第二章(四)
「何っでお前まで来るかなー。」
クライフは傍らを飛空する黒燐の飛竜を、不満そうに眺めた。正確にはその背に騎乗しているロットバルトを、だったが、目が合った飛竜の赤い瞳に「何か文句があるのか?」と問われた気がして、慌てて両手を振る。
「や、お前じゃなくって、上のヤツだよ。」
「何を言ってるんだか…」
ロットバルトは自分に顔を向けた飛竜の首を軽く叩き、それから飛竜に言い訳をしているクライフに冷めた視線を向けた。クライフは一瞬ぐっと詰まったが、直ぐに気を取り直して睨み返す。そうしても険悪な雰囲気が生まれないのは、クライフの陰の無い性格ゆえだ。
「俺一人で十分だろ。副将も信用ねぇよなぁ。」
自分が迎えに行くと申し出たのに、グランスレイは、ロットバルトも共に行くように命じたのだ。一人だったら空の散歩は楽しいし、レオアリスはクライフと似て固い事は言わないし、ヤンサールはいい所だ。
(…楽しかったのに。)
ロットバルトがクライフの内心を見越したように、口元だけで笑う。
「貴方と上将だから問題なんでしょう。第一私も、貴方一人に付いていく程暇ではない。」
「ムッカツク…」
「ヤンサールは葡萄酒の産地ですからね。貴方がハメを外すのではないかと、副将はお考えなんですよ。」
「…説明すんな!」
もの柔らかに性格が悪いから余計に質が悪ィ、とクライフはロットバルトに聞こえないよう、脇を向いてぶつぶつ呟いた。が、ちょっとくらい、ヤンサールの葡萄酒をひっかけて来ようと目論んでいたのは事実なので、反論のしようもない。クライフは仕方なく溜息をついた。明るい茶色の瞳が天を仰ぐ。
「あ〜あ。」
「何です。」
「何でもねぇですよ。」
「それは結構。無駄話をしているより、先を急ぎましょう。さすがに銀翼の速度に振り切られそうだ。」
ハヤテは黒燐との速度の違いなどお構いなしに駆けていく。銀翼は軍の大将級が騎乗する飛竜であり、師団兵の乗騎である黒燐の飛竜とは、空を駆ける速度がまるで違った。

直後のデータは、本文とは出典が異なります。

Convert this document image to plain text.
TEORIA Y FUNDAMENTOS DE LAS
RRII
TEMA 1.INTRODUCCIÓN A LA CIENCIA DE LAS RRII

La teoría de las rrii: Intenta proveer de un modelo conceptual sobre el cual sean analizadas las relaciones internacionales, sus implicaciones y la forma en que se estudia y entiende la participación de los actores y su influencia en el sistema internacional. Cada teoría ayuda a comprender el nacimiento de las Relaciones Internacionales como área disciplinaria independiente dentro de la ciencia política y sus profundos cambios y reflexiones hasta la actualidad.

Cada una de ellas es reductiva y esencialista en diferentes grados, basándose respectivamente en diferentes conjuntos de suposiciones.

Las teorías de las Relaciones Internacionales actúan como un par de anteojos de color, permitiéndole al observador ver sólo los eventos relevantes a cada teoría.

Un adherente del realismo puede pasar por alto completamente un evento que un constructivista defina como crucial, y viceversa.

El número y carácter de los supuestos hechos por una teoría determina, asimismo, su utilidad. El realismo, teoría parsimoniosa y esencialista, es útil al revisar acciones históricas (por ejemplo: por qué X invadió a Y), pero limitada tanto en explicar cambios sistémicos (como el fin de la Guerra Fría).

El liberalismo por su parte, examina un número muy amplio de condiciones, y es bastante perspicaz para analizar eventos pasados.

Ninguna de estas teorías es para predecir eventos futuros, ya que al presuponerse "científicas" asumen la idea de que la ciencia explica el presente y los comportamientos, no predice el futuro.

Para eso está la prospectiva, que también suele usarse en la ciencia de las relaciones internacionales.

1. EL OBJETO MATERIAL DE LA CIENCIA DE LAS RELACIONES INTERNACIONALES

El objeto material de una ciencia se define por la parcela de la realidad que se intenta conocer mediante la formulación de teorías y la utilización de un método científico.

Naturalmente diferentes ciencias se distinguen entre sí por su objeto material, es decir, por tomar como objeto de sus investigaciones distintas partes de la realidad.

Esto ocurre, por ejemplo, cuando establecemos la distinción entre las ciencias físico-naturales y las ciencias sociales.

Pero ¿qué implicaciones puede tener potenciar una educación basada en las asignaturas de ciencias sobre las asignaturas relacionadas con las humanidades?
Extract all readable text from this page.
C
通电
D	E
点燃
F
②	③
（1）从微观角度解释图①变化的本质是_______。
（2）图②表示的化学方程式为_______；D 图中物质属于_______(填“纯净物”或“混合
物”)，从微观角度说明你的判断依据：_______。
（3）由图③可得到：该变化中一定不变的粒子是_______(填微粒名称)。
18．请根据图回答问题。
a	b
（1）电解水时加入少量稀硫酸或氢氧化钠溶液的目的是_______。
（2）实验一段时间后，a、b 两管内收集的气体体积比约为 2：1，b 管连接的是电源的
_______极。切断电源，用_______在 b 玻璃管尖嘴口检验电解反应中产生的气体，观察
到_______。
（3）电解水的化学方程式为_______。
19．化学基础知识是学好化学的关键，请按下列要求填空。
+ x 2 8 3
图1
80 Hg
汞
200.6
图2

時折焦れて急かすように旋回をしてみせるものの、彼等の速度に合わせるつもりはないようだった。ロットバルトはクライフの返事を待たずに、手綱を繰った。
「チッ。もっと目上を敬えってんだ。」
ほんの二、三歳の差ではあるが、それでもクライフの方が年上には違いない。もっともレオアリスの方がロットバルトよりも更に三、四歳は年は若い。年齢が上だ下だと、その辺の議論はあまりする意味はなかった。
それにクライフも本気で腹を立てている訳ではない。大体怒ってもすぐ忘れる、良く言えば小さい事には拘らない性格だ。
「酒は、上将にお願いしよう。」
レオアリスがいいと言えばさすがにロットバルトも黙るしかないだろうと、そう呟いてクライフも飛竜の速度を早めた。
レオアリスが「落っこちて」からそろそろ二刻は経つ。